Effect of frequency dependence of large mass ratio viscoelastic tuned mass damper on seismic performance of structures

This paper investigates the effect of the frequency dependence of the large mass ratio viscoelastic tuned mass damper (VTMD) on the seismic performance of structures. Compared with conventional TMDs, the frequency dependence of the complex stiffness of VTMD affects its control performance but is always neglected in the seismic analysis of structures. A linear function is introduced to describe the frequency dependence of the real stiffness of the VTMD. An indicator is defined to quantitatively characterize the frequency dependence level of the real stiffness.
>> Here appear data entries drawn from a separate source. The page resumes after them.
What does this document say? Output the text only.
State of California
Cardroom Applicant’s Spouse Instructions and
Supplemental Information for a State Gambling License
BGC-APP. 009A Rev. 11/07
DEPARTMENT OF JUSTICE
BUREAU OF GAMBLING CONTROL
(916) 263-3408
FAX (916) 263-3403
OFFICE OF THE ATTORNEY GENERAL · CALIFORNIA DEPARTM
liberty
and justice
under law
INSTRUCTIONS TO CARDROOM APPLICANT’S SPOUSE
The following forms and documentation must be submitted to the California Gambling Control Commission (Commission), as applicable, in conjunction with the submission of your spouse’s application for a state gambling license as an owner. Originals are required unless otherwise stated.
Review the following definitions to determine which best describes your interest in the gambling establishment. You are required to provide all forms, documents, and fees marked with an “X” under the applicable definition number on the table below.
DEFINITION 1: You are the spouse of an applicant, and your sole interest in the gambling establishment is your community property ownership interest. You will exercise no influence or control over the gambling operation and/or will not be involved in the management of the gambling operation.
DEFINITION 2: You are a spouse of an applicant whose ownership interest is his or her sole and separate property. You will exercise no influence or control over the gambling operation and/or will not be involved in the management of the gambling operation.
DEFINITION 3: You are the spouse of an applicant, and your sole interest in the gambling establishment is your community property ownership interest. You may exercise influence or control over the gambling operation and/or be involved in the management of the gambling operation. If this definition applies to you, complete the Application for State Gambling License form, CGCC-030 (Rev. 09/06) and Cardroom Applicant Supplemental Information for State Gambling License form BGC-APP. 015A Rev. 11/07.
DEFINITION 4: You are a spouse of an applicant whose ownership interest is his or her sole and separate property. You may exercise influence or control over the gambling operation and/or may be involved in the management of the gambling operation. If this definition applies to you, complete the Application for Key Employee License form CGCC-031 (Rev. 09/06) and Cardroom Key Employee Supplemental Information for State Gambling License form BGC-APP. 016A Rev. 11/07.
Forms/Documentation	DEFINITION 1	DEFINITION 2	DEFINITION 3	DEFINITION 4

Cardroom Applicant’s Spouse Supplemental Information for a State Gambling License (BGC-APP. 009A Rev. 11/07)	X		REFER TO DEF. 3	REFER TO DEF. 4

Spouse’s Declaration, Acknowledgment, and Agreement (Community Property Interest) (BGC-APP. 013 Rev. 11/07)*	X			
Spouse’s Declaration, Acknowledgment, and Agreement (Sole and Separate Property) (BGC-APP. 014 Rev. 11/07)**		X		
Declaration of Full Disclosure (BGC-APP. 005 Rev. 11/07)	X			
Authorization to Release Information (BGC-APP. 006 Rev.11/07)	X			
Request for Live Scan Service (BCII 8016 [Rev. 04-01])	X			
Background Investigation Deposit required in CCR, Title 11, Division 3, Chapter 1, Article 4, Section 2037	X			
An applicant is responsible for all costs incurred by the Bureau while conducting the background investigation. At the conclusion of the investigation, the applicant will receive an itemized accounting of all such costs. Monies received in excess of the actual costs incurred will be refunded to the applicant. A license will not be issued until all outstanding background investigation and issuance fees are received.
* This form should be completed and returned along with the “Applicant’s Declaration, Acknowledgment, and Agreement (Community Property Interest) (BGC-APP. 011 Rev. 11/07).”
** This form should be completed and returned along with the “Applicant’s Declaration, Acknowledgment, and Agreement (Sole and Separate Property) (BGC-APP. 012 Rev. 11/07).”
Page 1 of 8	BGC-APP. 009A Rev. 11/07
The effects of the frequency dependence on the control effectiveness and robustness are illustrated by a two degree of freedom (DOF) system under the Gaussian white noise excitation. At last, a numerical simulation of a five-story frame structure under real earthquakes and filtered white noises is presented to illustrate the mitigation effect of the large mass ratio VTMD under different ground conditions. The results show that the frequency dependence level of the VTMD depends on both the type of viscoelastic materials and controlled modal frequency. In the fundamental mode response mitigation, the frequency dependence of the real stiffness improves the control effectiveness and robustness of the VTMD, while in the non-fundamental mode response mitigation, the control effect of the VTMD is weaker to that of the conventional TMD because of the damping characteristic of the complex stiffness element.